Starkly outlining the fact that anyone, even cyber-experts, can fall for a phishing attack, the Financial Services Information Sharing and Analysis Center (FS-ISAC) has acknowledged an incident that started with a successful lure to one of its employees.
FS-ISAC is an industry forum for collaboration on critical security threats facing the global financial services sector. Independent security researcher Brian Krebs gained a copy of a memo that the organization sent to its members, saying that on Feb. 28 an FS-ISAC employee “clicked on a phishing email, compromising that employee’s login credentials.

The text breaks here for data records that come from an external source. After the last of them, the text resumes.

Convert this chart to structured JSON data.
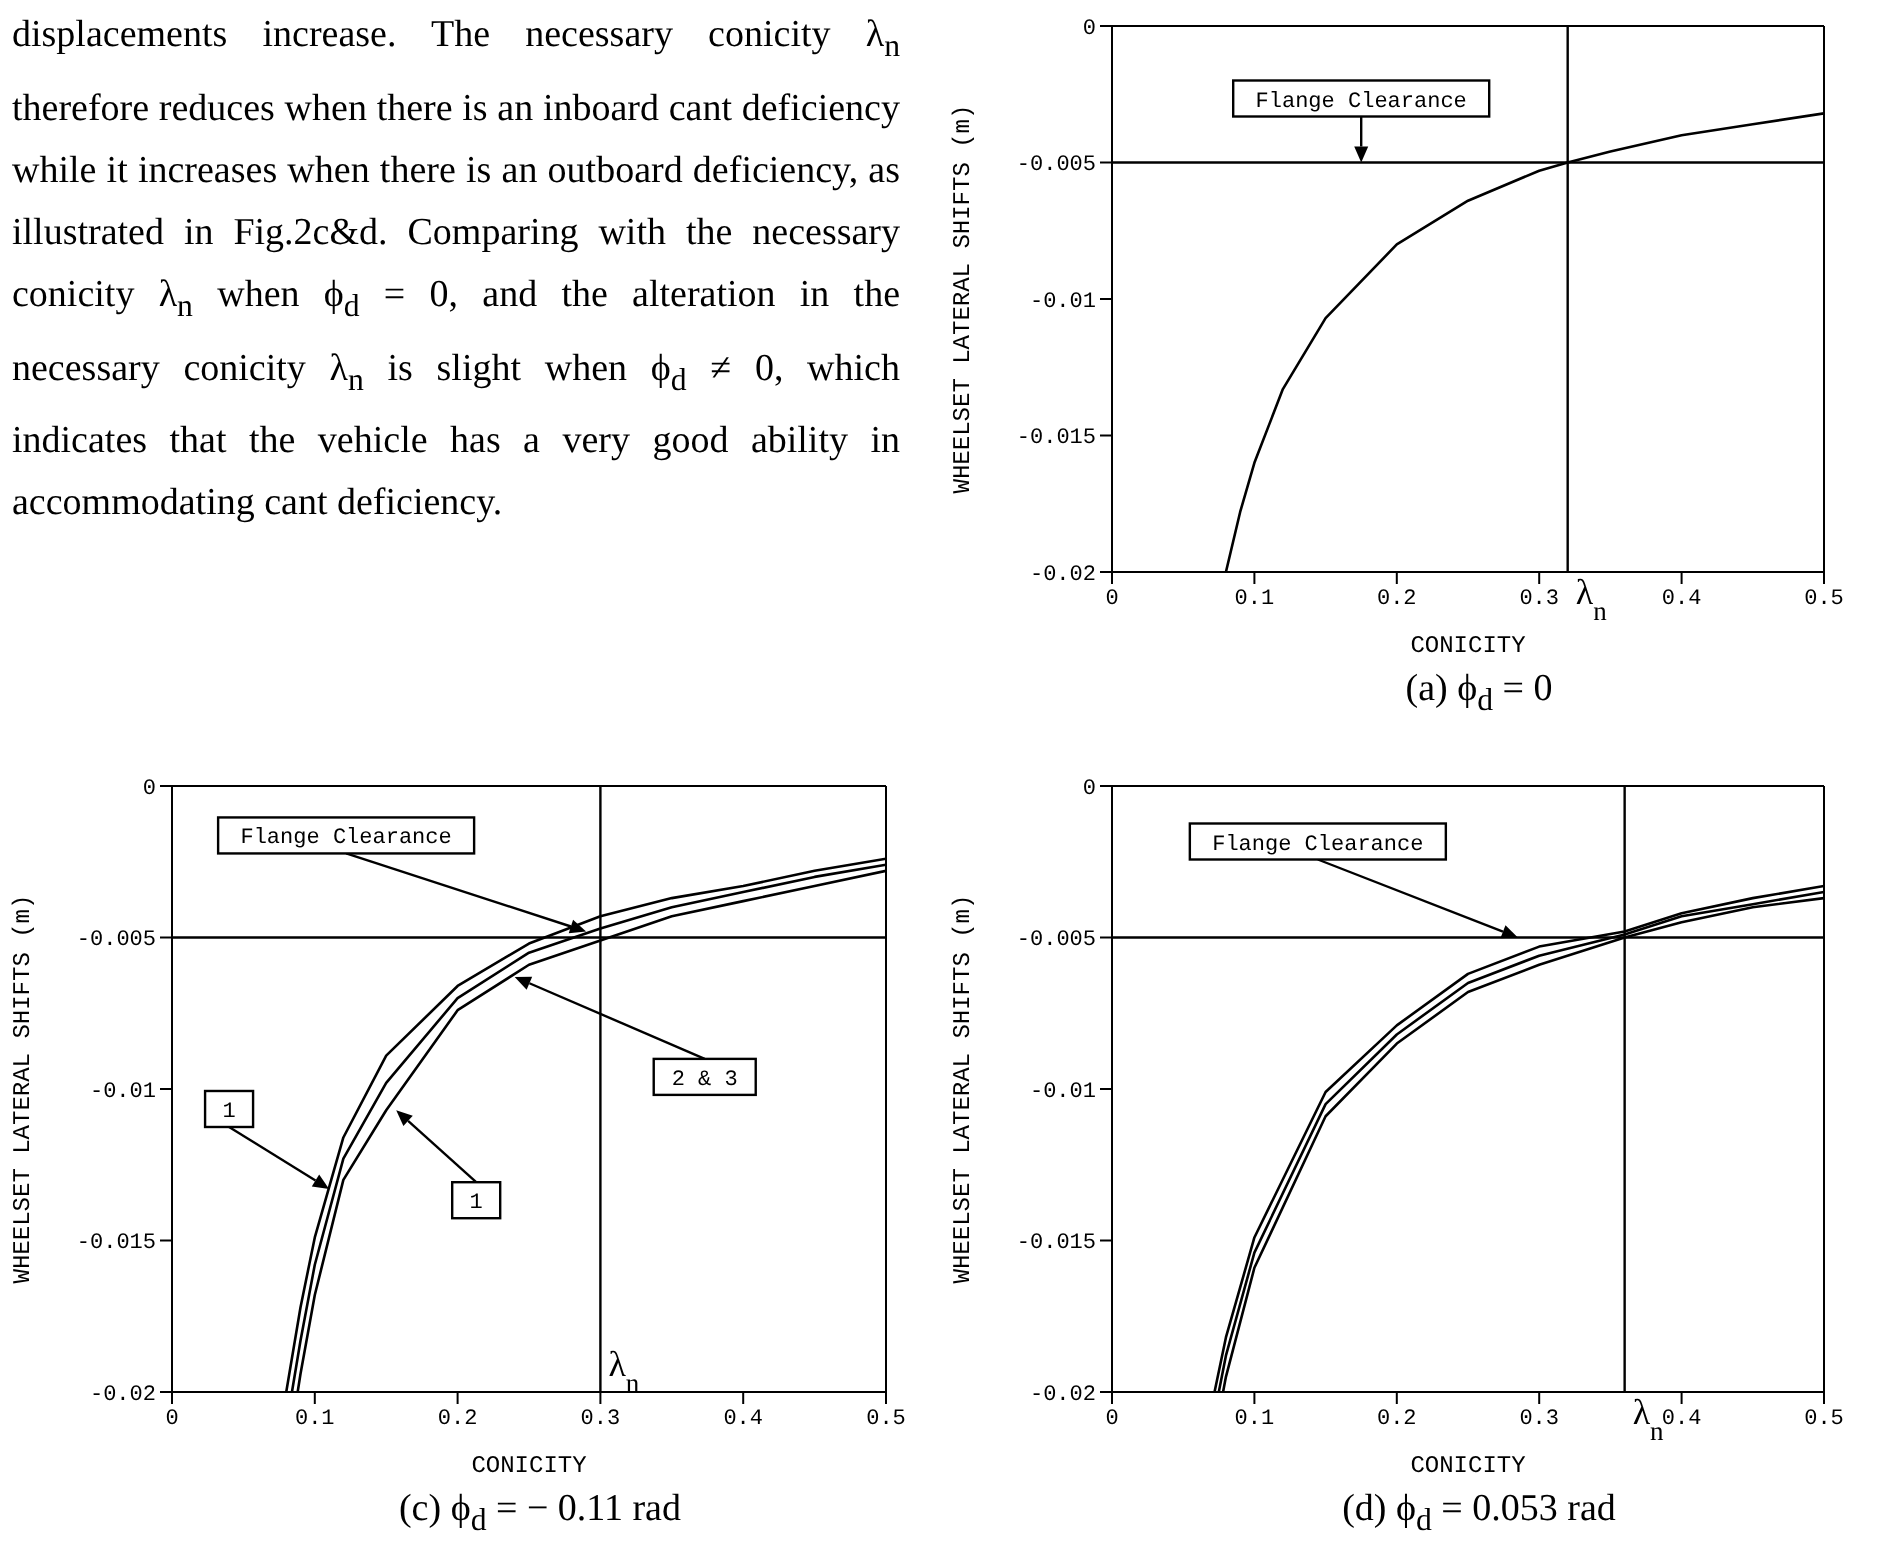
{
  "chart_data": [
    {
      "type": "other",
      "annotations": [
        "displacements increase.  The necessary conicity λ$_{n}$ therefore reduces when there is an inboard cant deficiency while it increases when there is an outboard deficiency, as illustrated in Fig.2c&d. Comparing with the necessary conicity λ$_{n}$ when ϕ$_{d}$ = 0, and the alteration in the necessary conicity λ$_{n}$ is slight when ϕ$_{d}$ ≠ 0, which indicates that the vehicle has a very good ability in accommodating cant deficiency."
      ]
    },
    {
      "type": "line",
      "title": "(a) ϕ$_{d}$ = 0",
      "xlabel": "CONICITY",
      "ylabel": "WHEELSET LATERAL SHIFTS (m)",
      "xlim": [
        0,
        0.5
      ],
      "ylim": [
        -0.02,
        0
      ],
      "xticks": [
        0,
        0.1,
        0.2,
        0.3,
        0.4,
        0.5
      ],
      "yticks": [
        0,
        -0.005,
        -0.01,
        -0.015,
        -0.02
      ],
      "ref_lines": [
        {
          "axis": "y",
          "value": -0.005
        },
        {
          "axis": "x",
          "value": 0.32,
          "label": "λ$_{n}$"
        }
      ],
      "annotations": [
        {
          "text": "Flange Clearance",
          "x": 0.175,
          "y": -0.005
        }
      ],
      "series": [
        {
          "color": "#000000",
          "x": [
            0.08,
            0.09,
            0.1,
            0.12,
            0.15,
            0.2,
            0.25,
            0.3,
            0.32,
            0.35,
            0.4,
            0.45,
            0.5
          ],
          "values": [
            -0.02,
            -0.0178,
            -0.016,
            -0.0133,
            -0.0107,
            -0.008,
            -0.0064,
            -0.0053,
            -0.005,
            -0.0046,
            -0.004,
            -0.0036,
            -0.0032
          ]
        }
      ]
    },
    {
      "type": "line",
      "title": "(c) ϕ$_{d}$ = − 0.11 rad",
      "xlabel": "CONICITY",
      "ylabel": "WHEELSET LATERAL SHIFTS (m)",
      "xlim": [
        0,
        0.5
      ],
      "ylim": [
        -0.02,
        0
      ],
      "xticks": [
        0,
        0.1,
        0.2,
        0.3,
        0.4,
        0.5
      ],
      "yticks": [
        0,
        -0.005,
        -0.01,
        -0.015,
        -0.02
      ],
      "ref_lines": [
        {
          "axis": "y",
          "value": -0.005
        },
        {
          "axis": "x",
          "value": 0.3,
          "label": "λ$_{n}$"
        }
      ],
      "annotations": [
        {
          "text": "Flange Clearance",
          "x": 0.29,
          "y": -0.0048
        },
        {
          "text": "1",
          "x": 0.11,
          "y": -0.0133
        },
        {
          "text": "2 & 3",
          "x": 0.24,
          "y": -0.0063
        },
        {
          "text": "1",
          "x": 0.157,
          "y": -0.0107
        }
      ],
      "series": [
        {
          "color": "#000000",
          "x": [
            0.08,
            0.09,
            0.1,
            0.12,
            0.15,
            0.2,
            0.25,
            0.3,
            0.35,
            0.4,
            0.45,
            0.5
          ],
          "values": [
            -0.02,
            -0.0172,
            -0.0149,
            -0.0116,
            -0.0089,
            -0.0066,
            -0.0052,
            -0.0043,
            -0.0037,
            -0.0033,
            -0.0028,
            -0.0024
          ]
        },
        {
          "color": "#000000",
          "x": [
            0.084,
            0.09,
            0.1,
            0.12,
            0.15,
            0.2,
            0.25,
            0.3,
            0.35,
            0.4,
            0.45,
            0.5
          ],
          "values": [
            -0.02,
            -0.0183,
            -0.0158,
            -0.0123,
            -0.0098,
            -0.007,
            -0.0055,
            -0.0047,
            -0.004,
            -0.0035,
            -0.003,
            -0.0026
          ]
        },
        {
          "color": "#000000",
          "x": [
            0.088,
            0.09,
            0.1,
            0.12,
            0.15,
            0.2,
            0.25,
            0.3,
            0.35,
            0.4,
            0.45,
            0.5
          ],
          "values": [
            -0.02,
            -0.0194,
            -0.0168,
            -0.013,
            -0.0107,
            -0.0074,
            -0.0059,
            -0.0051,
            -0.0043,
            -0.0038,
            -0.0033,
            -0.0028
          ]
        }
      ]
    },
    {
      "type": "line",
      "title": "(d) ϕ$_{d}$ = 0.053 rad",
      "xlabel": "CONICITY",
      "ylabel": "WHEELSET LATERAL SHIFTS (m)",
      "xlim": [
        0,
        0.5
      ],
      "ylim": [
        -0.02,
        0
      ],
      "xticks": [
        0,
        0.1,
        0.2,
        0.3,
        0.4,
        0.5
      ],
      "yticks": [
        0,
        -0.005,
        -0.01,
        -0.015,
        -0.02
      ],
      "ref_lines": [
        {
          "axis": "y",
          "value": -0.005
        },
        {
          "axis": "x",
          "value": 0.36,
          "label": "λ$_{n}$"
        }
      ],
      "annotations": [
        {
          "text": "Flange Clearance",
          "x": 0.285,
          "y": -0.005
        }
      ],
      "series": [
        {
          "color": "#000000",
          "x": [
            0.072,
            0.08,
            0.1,
            0.15,
            0.2,
            0.25,
            0.3,
            0.36,
            0.4,
            0.45,
            0.5
          ],
          "values": [
            -0.02,
            -0.0182,
            -0.0149,
            -0.0101,
            -0.0079,
            -0.0062,
            -0.0053,
            -0.0048,
            -0.0042,
            -0.0037,
            -0.0033
          ]
        },
        {
          "color": "#000000",
          "x": [
            0.075,
            0.08,
            0.1,
            0.15,
            0.2,
            0.25,
            0.3,
            0.36,
            0.4,
            0.45,
            0.5
          ],
          "values": [
            -0.02,
            -0.0188,
            -0.0154,
            -0.0105,
            -0.0082,
            -0.0065,
            -0.0056,
            -0.0049,
            -0.0043,
            -0.0039,
            -0.0035
          ]
        },
        {
          "color": "#000000",
          "x": [
            0.078,
            0.08,
            0.1,
            0.15,
            0.2,
            0.25,
            0.3,
            0.36,
            0.4,
            0.45,
            0.5
          ],
          "values": [
            -0.02,
            -0.0195,
            -0.0159,
            -0.0109,
            -0.0085,
            -0.0068,
            -0.0059,
            -0.005,
            -0.0045,
            -0.004,
            -0.0037
          ]
        }
      ]
    }
  ]
}
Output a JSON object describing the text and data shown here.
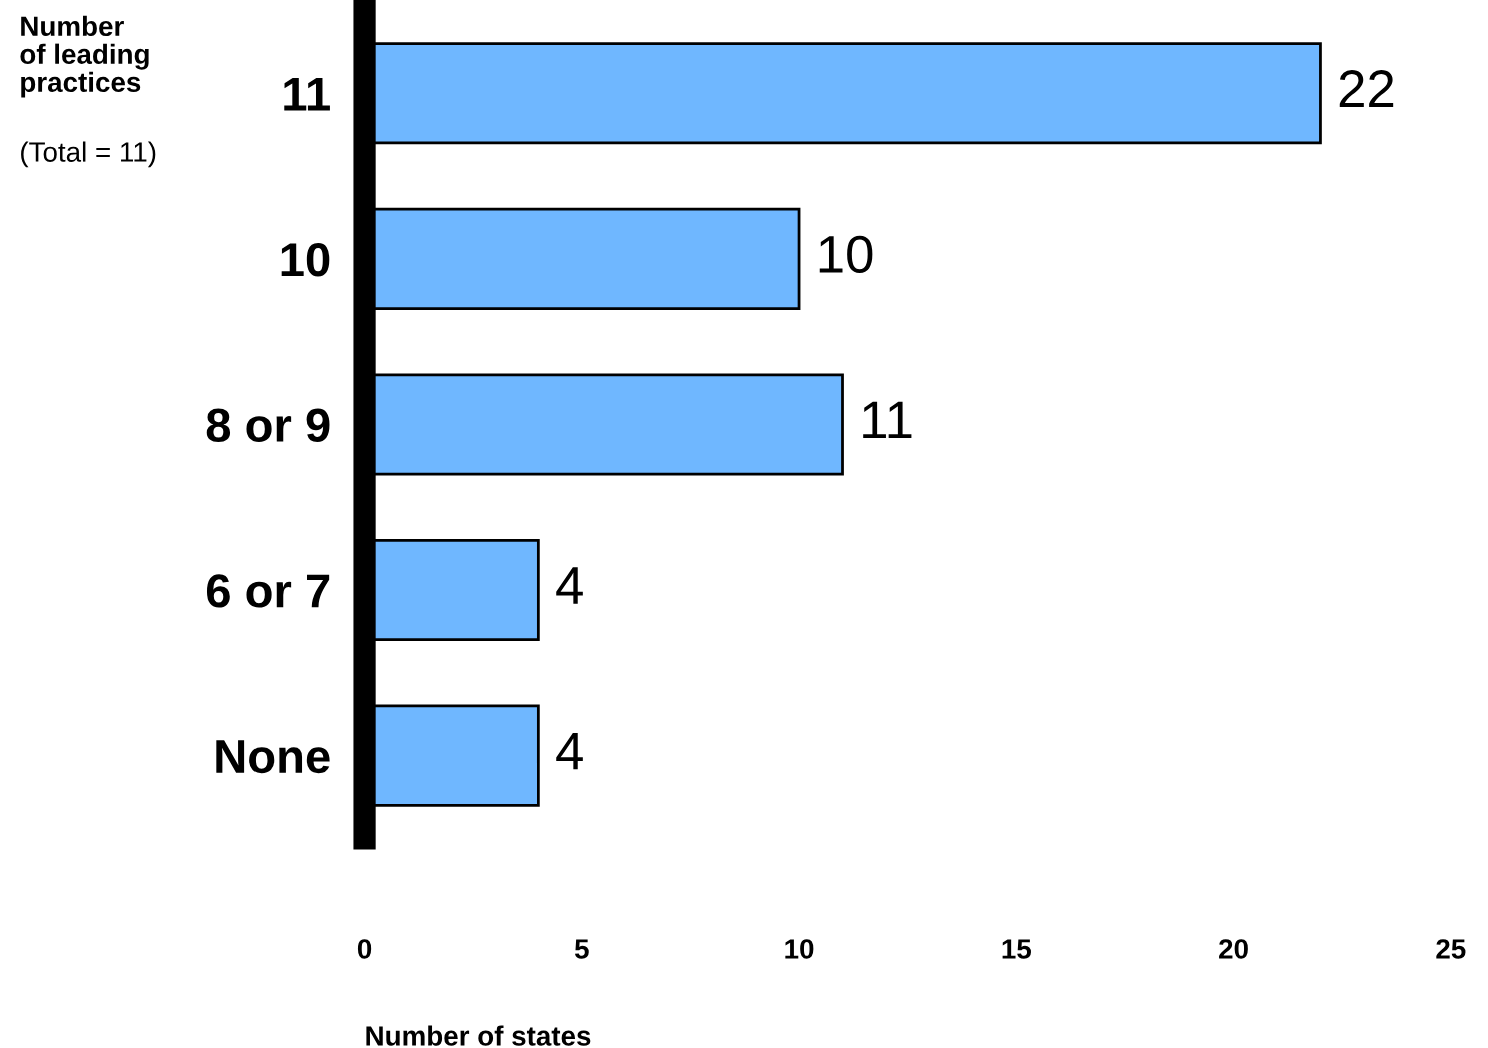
{
  "chart_data": {
    "type": "bar",
    "orientation": "horizontal",
    "categories": [
      "11",
      "10",
      "8 or 9",
      "6 or 7",
      "None"
    ],
    "values": [
      22,
      10,
      11,
      4,
      4
    ],
    "color": "#6fb7ff",
    "data_labels": true,
    "xlim": [
      0,
      25
    ],
    "xticks": [
      0,
      5,
      10,
      15,
      20,
      25
    ],
    "xlabel": "Number of states",
    "ylabel": "Number\nof leading\npractices",
    "annotations": [
      "(Total = 11)"
    ],
    "grid": false,
    "legend": false
  }
}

Using the credentials, a threat actor created an email with a PDF that had a link to a credential harvesting site and was then sent from the employee’s email account to select members, affiliates and employees.”
FS-ISAC chief information risk officer Greg Temm told Krebs in an interview that the attack was neither targeted nor especially advanced.
“I would classify this as a typical, routine, non-targeted account harvesting and phishing,” Temm said. “It did not affect our member portal, or where our data is. That’s 100 percent multifactor. In this case, it happened to be an asset that did not have multifactor.”
It goes to show that anyone can fall for social engineering, even with the training and background to recognize red flags. Hardening systems, not people, is widely seen as one way to combat these kinds of attacks, and to that end, the group said in the memo that it will now be implementing multifactor authentication on all of its email systems and has upgraded Office 365 for “additional visibility and security.”
According to president and CEO Bill Nelson, the fallout from the situation was limited, thanks to those targeted in the second wave of attacks being able to recognize the phish. Also, even with credentials, the criminals couldn’t get very far on the network.
“The data our members share with us is fully protected,” he told Krebs. “We have a plan working with our board of directors to make sure we have added security going forward. But clearly, recognizing where some of these softer targets are is something every company needs to take a look at.”